Campaigns to make the general public aware of real and present dangers of V.D. have been totally neglected as a rule and no funds are made available for the national V.D. awareness campaign. We need on-going V.D. awareness programmes for a nation-wide distribution and all mass media of communications have to be harnessed into real activity. But there is no indication to the effect. Our Medical Council, the National Board for Post-graduate Education and the I.M.A. have still to recognise venereology as an important speciality, and approve the urgent need for improved V.D. education and training programmes for doctors and students in medical colleges; they are still to call on doctors to participate actively with co-operative efforts for the V.D. control, and to check the rising rate of incidence of V.D. in the country.

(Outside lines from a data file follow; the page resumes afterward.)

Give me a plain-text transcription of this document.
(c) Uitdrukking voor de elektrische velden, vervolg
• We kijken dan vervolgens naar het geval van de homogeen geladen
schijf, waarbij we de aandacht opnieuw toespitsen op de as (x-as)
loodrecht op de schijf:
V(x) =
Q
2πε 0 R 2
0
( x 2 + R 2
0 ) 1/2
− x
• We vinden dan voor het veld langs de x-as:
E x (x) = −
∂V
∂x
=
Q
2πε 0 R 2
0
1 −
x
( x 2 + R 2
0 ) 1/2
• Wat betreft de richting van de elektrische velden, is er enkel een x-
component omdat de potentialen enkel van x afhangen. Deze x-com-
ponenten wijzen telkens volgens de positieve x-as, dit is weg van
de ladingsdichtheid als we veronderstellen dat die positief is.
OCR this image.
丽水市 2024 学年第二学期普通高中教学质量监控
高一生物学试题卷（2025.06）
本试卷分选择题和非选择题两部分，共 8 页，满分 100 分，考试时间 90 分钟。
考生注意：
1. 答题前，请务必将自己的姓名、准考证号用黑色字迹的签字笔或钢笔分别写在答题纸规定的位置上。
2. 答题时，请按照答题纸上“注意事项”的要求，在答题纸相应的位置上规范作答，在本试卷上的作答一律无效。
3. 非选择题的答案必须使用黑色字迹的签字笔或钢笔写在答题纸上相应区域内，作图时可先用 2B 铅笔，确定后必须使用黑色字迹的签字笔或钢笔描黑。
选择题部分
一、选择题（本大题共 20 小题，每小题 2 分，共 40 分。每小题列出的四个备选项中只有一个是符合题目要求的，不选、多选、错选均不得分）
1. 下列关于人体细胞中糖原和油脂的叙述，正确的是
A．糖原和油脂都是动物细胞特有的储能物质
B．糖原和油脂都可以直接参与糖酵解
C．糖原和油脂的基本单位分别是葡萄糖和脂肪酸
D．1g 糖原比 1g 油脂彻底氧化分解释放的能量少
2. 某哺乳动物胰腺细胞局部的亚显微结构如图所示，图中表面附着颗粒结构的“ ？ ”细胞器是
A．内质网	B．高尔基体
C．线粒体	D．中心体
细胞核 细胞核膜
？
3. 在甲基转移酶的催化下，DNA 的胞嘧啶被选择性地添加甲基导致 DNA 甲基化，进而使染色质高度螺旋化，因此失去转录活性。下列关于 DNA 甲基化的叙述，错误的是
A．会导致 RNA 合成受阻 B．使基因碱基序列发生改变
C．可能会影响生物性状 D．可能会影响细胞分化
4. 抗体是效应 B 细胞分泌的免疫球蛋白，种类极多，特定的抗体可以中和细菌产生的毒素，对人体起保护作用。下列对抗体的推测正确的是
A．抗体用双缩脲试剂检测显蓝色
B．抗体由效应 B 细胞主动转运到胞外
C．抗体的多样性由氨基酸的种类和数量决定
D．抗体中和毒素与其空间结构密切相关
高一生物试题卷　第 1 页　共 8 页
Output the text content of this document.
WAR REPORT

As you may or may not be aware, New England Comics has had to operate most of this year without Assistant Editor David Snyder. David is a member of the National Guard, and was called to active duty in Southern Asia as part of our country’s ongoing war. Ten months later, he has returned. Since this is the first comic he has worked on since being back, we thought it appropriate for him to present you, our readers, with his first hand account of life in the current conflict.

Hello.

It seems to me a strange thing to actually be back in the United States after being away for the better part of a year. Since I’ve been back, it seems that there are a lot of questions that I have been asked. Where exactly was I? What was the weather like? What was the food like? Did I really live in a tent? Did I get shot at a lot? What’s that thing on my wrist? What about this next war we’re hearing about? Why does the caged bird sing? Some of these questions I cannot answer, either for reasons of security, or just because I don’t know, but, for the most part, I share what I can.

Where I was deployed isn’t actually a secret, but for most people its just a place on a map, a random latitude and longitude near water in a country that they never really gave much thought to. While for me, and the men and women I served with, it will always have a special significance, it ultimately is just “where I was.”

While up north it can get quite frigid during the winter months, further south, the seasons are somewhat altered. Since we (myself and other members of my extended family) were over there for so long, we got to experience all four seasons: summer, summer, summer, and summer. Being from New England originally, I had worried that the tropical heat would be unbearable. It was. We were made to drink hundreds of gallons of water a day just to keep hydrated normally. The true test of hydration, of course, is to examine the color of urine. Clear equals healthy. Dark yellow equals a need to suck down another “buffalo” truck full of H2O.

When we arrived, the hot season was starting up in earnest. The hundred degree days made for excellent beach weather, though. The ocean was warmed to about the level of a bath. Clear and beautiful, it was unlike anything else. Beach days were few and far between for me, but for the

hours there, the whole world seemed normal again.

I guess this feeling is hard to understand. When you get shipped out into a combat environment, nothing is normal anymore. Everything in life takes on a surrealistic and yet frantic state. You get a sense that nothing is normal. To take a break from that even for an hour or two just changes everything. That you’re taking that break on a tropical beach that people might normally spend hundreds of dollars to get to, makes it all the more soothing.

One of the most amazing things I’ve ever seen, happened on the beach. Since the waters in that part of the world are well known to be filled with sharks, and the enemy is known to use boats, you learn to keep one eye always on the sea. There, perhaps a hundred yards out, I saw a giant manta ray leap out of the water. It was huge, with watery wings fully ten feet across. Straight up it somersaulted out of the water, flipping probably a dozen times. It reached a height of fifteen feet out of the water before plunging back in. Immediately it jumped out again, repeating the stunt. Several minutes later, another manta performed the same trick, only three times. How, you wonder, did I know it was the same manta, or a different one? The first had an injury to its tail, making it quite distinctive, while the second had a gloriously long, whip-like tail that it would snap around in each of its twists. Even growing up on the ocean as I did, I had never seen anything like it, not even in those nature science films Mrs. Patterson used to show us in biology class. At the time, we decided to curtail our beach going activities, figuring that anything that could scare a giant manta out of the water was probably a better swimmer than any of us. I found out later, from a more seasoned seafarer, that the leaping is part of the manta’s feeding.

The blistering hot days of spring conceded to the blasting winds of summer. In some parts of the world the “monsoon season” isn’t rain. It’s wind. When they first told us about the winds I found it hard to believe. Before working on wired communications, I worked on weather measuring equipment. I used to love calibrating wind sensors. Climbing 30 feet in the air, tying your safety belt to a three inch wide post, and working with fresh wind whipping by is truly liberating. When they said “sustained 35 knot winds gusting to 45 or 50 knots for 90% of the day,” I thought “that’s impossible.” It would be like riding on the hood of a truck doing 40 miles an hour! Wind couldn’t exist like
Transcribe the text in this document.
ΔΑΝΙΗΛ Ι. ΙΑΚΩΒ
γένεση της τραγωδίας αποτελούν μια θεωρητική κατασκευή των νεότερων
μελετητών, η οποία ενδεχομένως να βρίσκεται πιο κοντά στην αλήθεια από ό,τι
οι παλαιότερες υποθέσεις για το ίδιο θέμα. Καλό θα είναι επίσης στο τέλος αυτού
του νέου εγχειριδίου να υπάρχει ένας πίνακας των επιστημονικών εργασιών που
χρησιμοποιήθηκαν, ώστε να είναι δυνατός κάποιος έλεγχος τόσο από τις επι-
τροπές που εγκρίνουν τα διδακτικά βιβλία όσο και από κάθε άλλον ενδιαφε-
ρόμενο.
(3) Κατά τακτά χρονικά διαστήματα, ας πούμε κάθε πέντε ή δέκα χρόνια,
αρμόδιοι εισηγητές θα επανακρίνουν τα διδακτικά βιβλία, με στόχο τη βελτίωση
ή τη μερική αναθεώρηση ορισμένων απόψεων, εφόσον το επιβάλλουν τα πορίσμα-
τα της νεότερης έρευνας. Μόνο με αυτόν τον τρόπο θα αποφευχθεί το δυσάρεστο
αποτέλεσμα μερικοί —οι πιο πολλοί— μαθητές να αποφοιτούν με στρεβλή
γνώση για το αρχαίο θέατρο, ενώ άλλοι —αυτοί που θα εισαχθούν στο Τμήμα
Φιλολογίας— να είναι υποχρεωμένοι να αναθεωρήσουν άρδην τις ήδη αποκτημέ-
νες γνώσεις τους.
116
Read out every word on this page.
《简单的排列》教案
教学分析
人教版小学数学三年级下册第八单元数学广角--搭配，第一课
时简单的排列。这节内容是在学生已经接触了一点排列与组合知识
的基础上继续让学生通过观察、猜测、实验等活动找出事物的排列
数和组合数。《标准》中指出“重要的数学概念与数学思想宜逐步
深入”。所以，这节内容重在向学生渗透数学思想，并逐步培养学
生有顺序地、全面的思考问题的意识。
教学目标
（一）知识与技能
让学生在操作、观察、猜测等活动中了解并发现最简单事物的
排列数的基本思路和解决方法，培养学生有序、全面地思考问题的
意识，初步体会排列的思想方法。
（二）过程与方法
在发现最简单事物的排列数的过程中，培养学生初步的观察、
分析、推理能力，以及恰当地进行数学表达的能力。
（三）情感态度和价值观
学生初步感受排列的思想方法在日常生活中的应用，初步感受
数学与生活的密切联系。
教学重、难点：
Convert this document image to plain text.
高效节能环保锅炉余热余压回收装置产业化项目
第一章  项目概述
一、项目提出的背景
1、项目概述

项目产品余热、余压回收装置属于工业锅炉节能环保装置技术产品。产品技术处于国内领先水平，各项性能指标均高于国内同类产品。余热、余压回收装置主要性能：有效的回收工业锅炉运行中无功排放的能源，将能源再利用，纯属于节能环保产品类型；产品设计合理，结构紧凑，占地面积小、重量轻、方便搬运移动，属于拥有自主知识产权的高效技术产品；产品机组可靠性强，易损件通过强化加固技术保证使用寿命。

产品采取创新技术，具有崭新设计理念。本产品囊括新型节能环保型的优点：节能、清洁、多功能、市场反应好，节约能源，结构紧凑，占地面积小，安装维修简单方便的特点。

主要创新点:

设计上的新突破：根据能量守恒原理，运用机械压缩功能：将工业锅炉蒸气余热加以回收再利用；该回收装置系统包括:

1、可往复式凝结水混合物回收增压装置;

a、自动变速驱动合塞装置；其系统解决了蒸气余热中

It would be a great mistake to preserve with the present policy which has been found to be a total failure.

 

Our attitudes towards venereal diseases and V.D. patient must be altered, if our control efforts are to succeed. The private physician has ample opportunities within his community to offer V.D. information, to make high-risk groups aware of the dangers, to urge them to seek early diagnosis and treatment and co-operate in contact-tracing and finding the source and other contacts and to alter their attitudes. He must keep abreast with new knowledge and technology in venereal diseases. In fact he is the very foundation in the V.D. control programmes. He has the capacity to make or break our national V.D. control programme. Will he or she doctor take up the challenge? The country faces the grave problem for which there is today enough knowledge. He or she must move rapidly from knowledge to action and utilise that knowledge more effectively.